I can think of several reasons why different people on this forum
might facepalm when seeing the diagram with the green boxes. Not sure
if I can correctly guess yours. Feel free to expand.
But there are definitely lots of people saying that AI alignment is part of the field of AI, and it sounds like you’re disagreeing with that as well—is that right?
Yes I am disagreeing, of sorts. I would disagree with the statement that
| AI alignment research is a subset of AI research
but I agree with the statement that
| Some parts of AI alignment research are a subset of AI research.
As argued in detail in the paper, I feel that fields outside of AI
research have a lot to contribute to AI alignment, especially when it
comes to correctly shaping and managing the effects of actually
deployed AI systems on society. Applied AI alignment is a true
multi-disciplinary problem.
On bravery debates in alignment
But there are definitely lots of people saying that AI alignment is part of the field of AI [...]
How much would you say that this categorization is a bravery debate
In the paper I mostly talk about what each field has to contribute in
expertise, but I believe there is definitely also a bravery debate
angle here, in the game of 4-dimensional policy discussion chess.
I am going to use the bravery debate definition from
here:
That’s what I mean by bravery debates.

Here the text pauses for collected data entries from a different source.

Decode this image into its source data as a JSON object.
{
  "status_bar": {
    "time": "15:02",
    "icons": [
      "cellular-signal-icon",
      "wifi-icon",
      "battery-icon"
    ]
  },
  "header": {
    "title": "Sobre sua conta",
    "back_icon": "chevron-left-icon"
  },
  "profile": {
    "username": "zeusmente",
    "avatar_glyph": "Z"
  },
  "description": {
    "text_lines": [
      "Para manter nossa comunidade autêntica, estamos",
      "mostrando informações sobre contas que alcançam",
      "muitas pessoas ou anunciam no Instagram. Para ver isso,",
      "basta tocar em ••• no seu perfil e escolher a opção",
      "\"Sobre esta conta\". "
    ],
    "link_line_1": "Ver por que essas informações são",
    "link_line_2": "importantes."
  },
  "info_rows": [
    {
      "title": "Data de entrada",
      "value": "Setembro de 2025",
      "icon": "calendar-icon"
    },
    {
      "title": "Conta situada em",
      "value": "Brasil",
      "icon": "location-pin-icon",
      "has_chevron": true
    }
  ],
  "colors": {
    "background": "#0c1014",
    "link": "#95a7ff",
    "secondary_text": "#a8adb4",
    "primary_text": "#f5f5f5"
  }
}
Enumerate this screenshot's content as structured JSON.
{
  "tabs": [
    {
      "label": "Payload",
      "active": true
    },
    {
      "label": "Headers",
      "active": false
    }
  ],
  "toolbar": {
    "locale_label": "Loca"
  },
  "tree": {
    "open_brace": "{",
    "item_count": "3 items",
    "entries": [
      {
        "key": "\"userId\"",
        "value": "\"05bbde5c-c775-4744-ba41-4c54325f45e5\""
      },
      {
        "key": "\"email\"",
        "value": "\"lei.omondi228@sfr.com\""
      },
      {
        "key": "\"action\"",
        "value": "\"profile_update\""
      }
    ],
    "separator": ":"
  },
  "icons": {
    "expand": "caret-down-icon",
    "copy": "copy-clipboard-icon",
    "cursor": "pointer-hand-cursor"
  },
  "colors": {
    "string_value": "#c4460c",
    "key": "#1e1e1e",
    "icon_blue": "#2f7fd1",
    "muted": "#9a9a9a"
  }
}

Discussions over who is bravely holding a nonconformist position in the face of persecution, and who is a coward defending the popular status quo and trying to silence dissenters.

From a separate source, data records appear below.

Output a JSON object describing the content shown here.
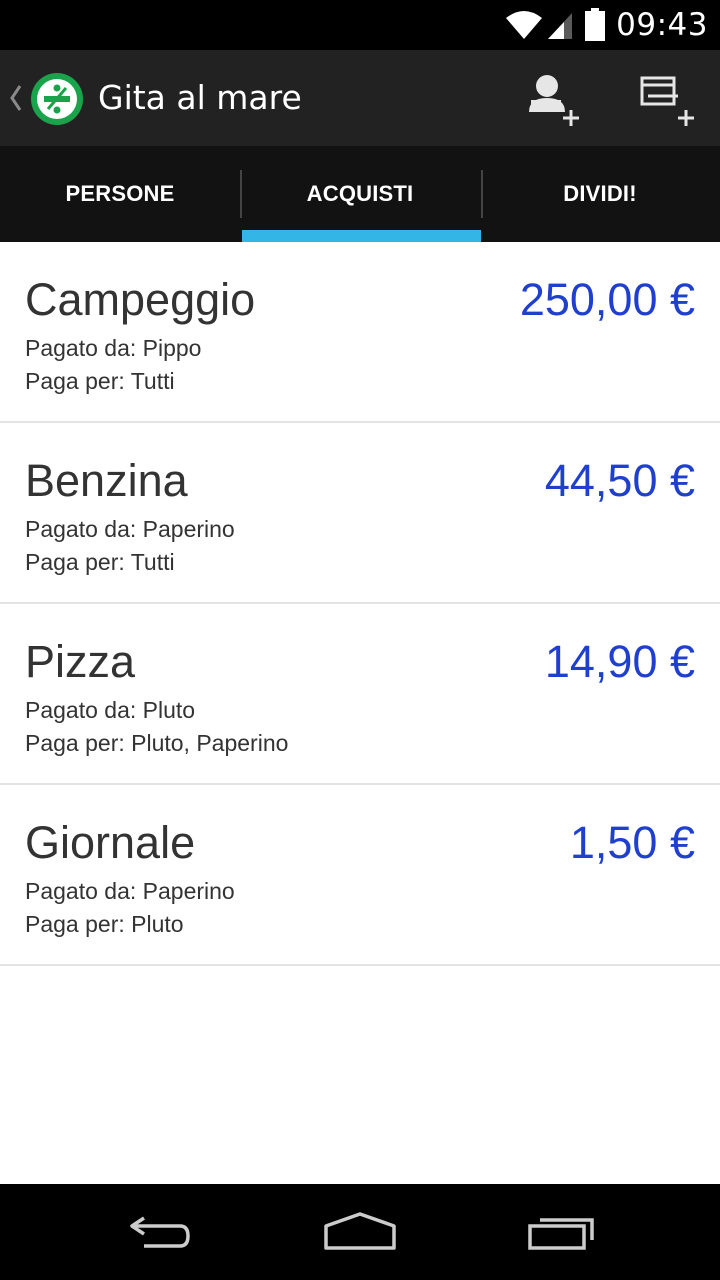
{
  "status_bar": {
    "time": "09:43",
    "icons": [
      "wifi-icon",
      "signal-icon",
      "battery-icon"
    ]
  },
  "action_bar": {
    "title": "Gita al mare",
    "icons": [
      "back-chevron-icon",
      "app-logo-icon",
      "add-person-icon",
      "add-purchase-icon"
    ]
  },
  "tabs": [
    {
      "label": "PERSONE",
      "selected": false
    },
    {
      "label": "ACQUISTI",
      "selected": true
    },
    {
      "label": "DIVIDI!",
      "selected": false
    }
  ],
  "purchases": [
    {
      "name": "Campeggio",
      "amount": "250,00 €",
      "paid_by": "Pagato da: Pippo",
      "pays_for": "Paga per: Tutti"
    },
    {
      "name": "Benzina",
      "amount": "44,50 €",
      "paid_by": "Pagato da: Paperino",
      "pays_for": "Paga per: Tutti"
    },
    {
      "name": "Pizza",
      "amount": "14,90 €",
      "paid_by": "Pagato da: Pluto",
      "pays_for": "Paga per: Pluto, Paperino"
    },
    {
      "name": "Giornale",
      "amount": "1,50 €",
      "paid_by": "Pagato da: Paperino",
      "pays_for": "Paga per: Pluto"
    }
  ],
  "nav_bar": {
    "icons": [
      "back-icon",
      "home-icon",
      "recents-icon"
    ]
  },
  "colors": {
    "accent": "#33b5e5",
    "amount": "#1f3fcf",
    "logo_green": "#1aa34a",
    "action_bar": "#222222",
    "tab_bar": "#121212"
  }
}
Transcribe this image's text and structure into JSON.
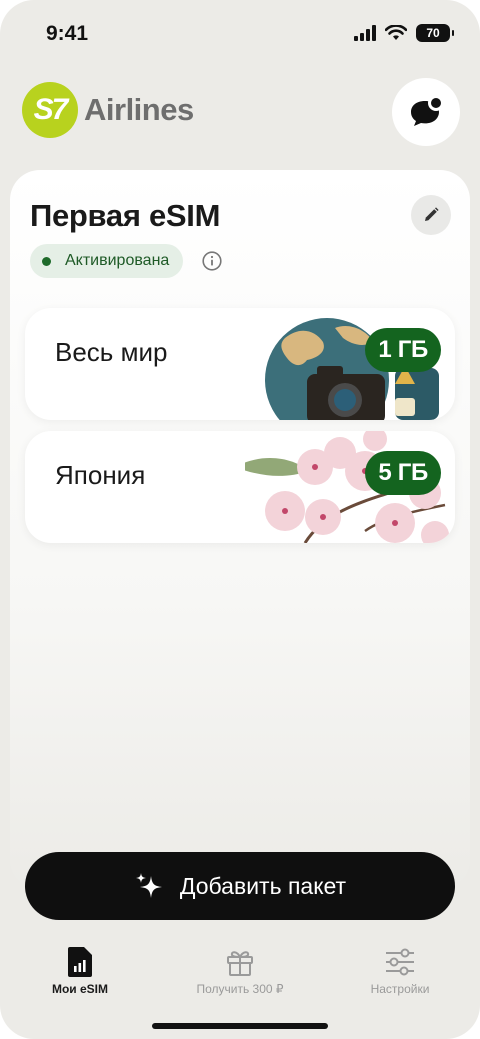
{
  "status_bar": {
    "time": "9:41",
    "battery": "70"
  },
  "header": {
    "logo_mark": "S7",
    "logo_text": "Airlines"
  },
  "esim": {
    "title": "Первая eSIM",
    "status": "Активирована",
    "packages": [
      {
        "name": "Весь мир",
        "data": "1 ГБ"
      },
      {
        "name": "Япония",
        "data": "5 ГБ"
      }
    ]
  },
  "actions": {
    "add_package": "Добавить пакет"
  },
  "tabs": [
    {
      "label": "Мои eSIM",
      "active": true
    },
    {
      "label": "Получить 300 ₽",
      "active": false
    },
    {
      "label": "Настройки",
      "active": false
    }
  ],
  "colors": {
    "brand": "#b8d21e",
    "accent_green": "#14641f",
    "button": "#0f0f0f"
  }
}
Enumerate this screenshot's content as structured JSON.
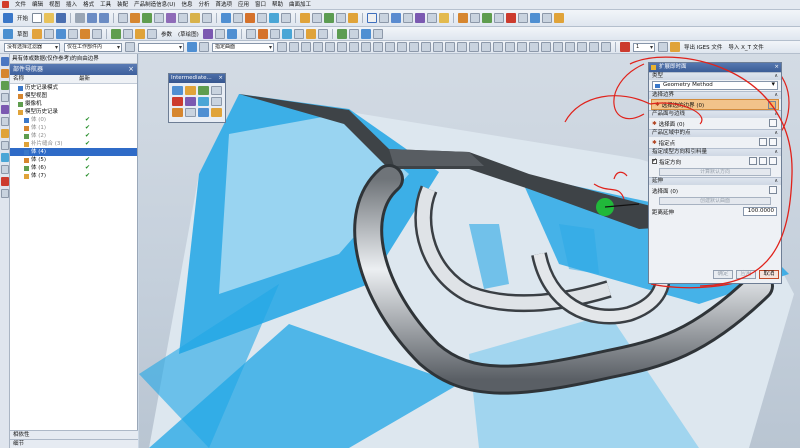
{
  "menubar": {
    "items": [
      "文件",
      "编辑",
      "视图",
      "插入",
      "格式",
      "工具",
      "装配",
      "产品制造信息(U)",
      "信息",
      "分析",
      "首选项",
      "应用",
      "窗口",
      "帮助",
      "曲面加工"
    ]
  },
  "toolbar1": {
    "start_label": "开始",
    "icons": [
      "new-icon",
      "open-icon",
      "save-icon",
      "cut-icon",
      "undo-icon",
      "redo-icon",
      "show-hide-icon",
      "fit-icon",
      "render-icon"
    ]
  },
  "toolbar2": {
    "sketch_label": "草图",
    "params_label": "参数",
    "params_note": "(草绘图)"
  },
  "toolbar3": {
    "filter_combo": "没有选择过滤器",
    "scope_combo": "仅在工作部件内",
    "select_combo": "",
    "snap_combo": "指定曲面",
    "layer_value": "1",
    "import_iges": "导出 IGES 文件",
    "import_menu": "导入 X_T 文件"
  },
  "navigator": {
    "path": "具有体或数据(仅作参考)的自由边界",
    "title": "部件导航器",
    "col_name": "名称",
    "col_latest": "最新",
    "rows": [
      {
        "label": "历史记录模式",
        "indent": 1,
        "check": false,
        "selected": false,
        "dim": false
      },
      {
        "label": "模型视图",
        "indent": 1,
        "check": false,
        "selected": false,
        "dim": false
      },
      {
        "label": "摄像机",
        "indent": 1,
        "check": false,
        "selected": false,
        "dim": false
      },
      {
        "label": "模型历史记录",
        "indent": 1,
        "check": false,
        "selected": false,
        "dim": false
      },
      {
        "label": "体 (0)",
        "indent": 2,
        "check": true,
        "selected": false,
        "dim": true
      },
      {
        "label": "体 (1)",
        "indent": 2,
        "check": true,
        "selected": false,
        "dim": true
      },
      {
        "label": "体 (2)",
        "indent": 2,
        "check": true,
        "selected": false,
        "dim": true
      },
      {
        "label": "补片缝合 (3)",
        "indent": 2,
        "check": true,
        "selected": false,
        "dim": true
      },
      {
        "label": "体 (4)",
        "indent": 2,
        "check": false,
        "selected": true,
        "dim": false
      },
      {
        "label": "体 (5)",
        "indent": 2,
        "check": true,
        "selected": false,
        "dim": false
      },
      {
        "label": "体 (6)",
        "indent": 2,
        "check": true,
        "selected": false,
        "dim": false
      },
      {
        "label": "体 (7)",
        "indent": 2,
        "check": true,
        "selected": false,
        "dim": false
      }
    ],
    "bottom1": "相依性",
    "bottom2": "细节"
  },
  "intermediate": {
    "title": "Intermediate..."
  },
  "dialog": {
    "title": "扩展即时面",
    "type_header": "类型",
    "type_value": "Geometry Method",
    "boundary_header": "选择边界",
    "boundary_row": "选择边的边界 (0)",
    "face_header": "产品面与边线",
    "face_row": "选择面 (0)",
    "vector_header": "产品区域中的点",
    "vector_row": "指定点",
    "ref_header": "指定成型方向和引料量",
    "ref_check": "指定方向",
    "ref_btn": "计算默认方向",
    "settings_header": "延伸",
    "settings_row": "选择面 (0)",
    "settings_btn": "创建默认曲面",
    "dist_label": "距离延伸",
    "dist_value": "100.0000",
    "ok": "确定",
    "apply": "应用",
    "cancel": "取消"
  },
  "colors": {
    "accent_blue": "#1fa6e6",
    "annotation_red": "#e0221b",
    "selection_green": "#21b83a"
  }
}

I guess that a policy discussion devolving into a bravery debate is
one of these ‘many obstacles’ which I mention above, one of the many
general obstacles that stakeholders in policy discussions about AI
alignment, global warming, etc will need to overcome.

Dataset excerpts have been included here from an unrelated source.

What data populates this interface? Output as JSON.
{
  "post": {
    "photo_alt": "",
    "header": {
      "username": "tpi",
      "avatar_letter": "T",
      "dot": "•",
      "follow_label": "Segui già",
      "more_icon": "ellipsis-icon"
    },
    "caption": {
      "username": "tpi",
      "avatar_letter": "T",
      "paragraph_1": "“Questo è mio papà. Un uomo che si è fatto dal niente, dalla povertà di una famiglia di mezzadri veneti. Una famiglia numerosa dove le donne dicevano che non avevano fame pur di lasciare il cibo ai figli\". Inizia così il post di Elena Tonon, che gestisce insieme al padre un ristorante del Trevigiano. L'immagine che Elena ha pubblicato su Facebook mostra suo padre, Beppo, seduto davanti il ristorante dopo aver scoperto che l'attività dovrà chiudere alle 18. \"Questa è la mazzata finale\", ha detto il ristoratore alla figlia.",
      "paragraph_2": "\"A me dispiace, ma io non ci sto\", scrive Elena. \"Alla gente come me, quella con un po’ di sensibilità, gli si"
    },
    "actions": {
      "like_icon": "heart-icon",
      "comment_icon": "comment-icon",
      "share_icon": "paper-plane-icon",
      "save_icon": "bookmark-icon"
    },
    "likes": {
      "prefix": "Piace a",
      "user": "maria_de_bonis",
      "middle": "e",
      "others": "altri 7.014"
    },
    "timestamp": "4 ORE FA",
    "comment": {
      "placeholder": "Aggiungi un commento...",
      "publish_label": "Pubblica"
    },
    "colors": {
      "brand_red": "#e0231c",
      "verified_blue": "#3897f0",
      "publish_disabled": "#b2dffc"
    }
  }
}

From what I can see, as a European reading the Internet, the whole
bravery debate
anti-pattern seems to be
very big right now in the US, and it has also popped up in discussions
about ethical uses of AI. AI technologists have been cast as both
cowardly defenders of the status quo, and as potentially brave
nonconformists who just need to be woken up, or have already woken up.
The facepalm was just because if this is really all inside the same RL architecture (no extra lines leading from the world-model to an unsupervised predictive reward), then all that will happen is the learned model will compensate for the distortions.
Not entirely sure what you mean with
your aside on ‘unsupervised predictive reward’. Is this a reference
to unsupervised reinforcement learning? To a human supervisor
controlling a live reward signal?
But on your observation that ‘the learned model will compensate for
distortions’: this sounds familiar. Here is a discussion.
Intuition pumps and inner alignment failure
It is common for people on this forum to use a teleological intuition
pump which makes them fear that such compensation for distortions must
somehow always happen, or is very likely to happen, as an emergent
phenomenon in any advanced RL or AGI system. Inner alignment failure has
become a popular term on this forum when talking about this fear.
But this teleological intuition pump that ‘life reward maximization,
uh, finds a way’ is deeply incorrect in the general case.
Especially for the case of agents which are designed not to be pure
reward maximizers.
I have more discussion about this in the paper, where I show how you
can approach figure 4 with very different intuition pumps about using
incorrect maps of territories. These intuition pumps that will tell you much more clearly how
and why this works. For the mathematically inclined, I also include
references to hard mathematical work, which should of course take
precedence over intuition.
Steel-manning an inner alignment failure argument
That being said, I’ll now provide provide some failure mode analysis
to show that ‘the learned model will compensate for distortions’ could
conceivably happen, if no care is taken at all to prevent it.
There are two world models in the cognitive architecture of figure 4,
a blue one and a green one. The green one drives the agent’s decisions.
The goal of the architecture is to ensure that this green word model driving
the reward-optimizing decisions is specifically incorrect.
To counteract that goal, via the failure mode of ‘the learned model
will compensate for distortions’, we have to imagine the following. We
have to imagine that ML algorithm in the figure will end up
introducing specific pre-distortions into the blue model, making the
blue world model in fact an incorrect world model in a way that
exactly anticipates and reverses the model edits that will be applied
to it later, producing a green world model that is a fully correct world model.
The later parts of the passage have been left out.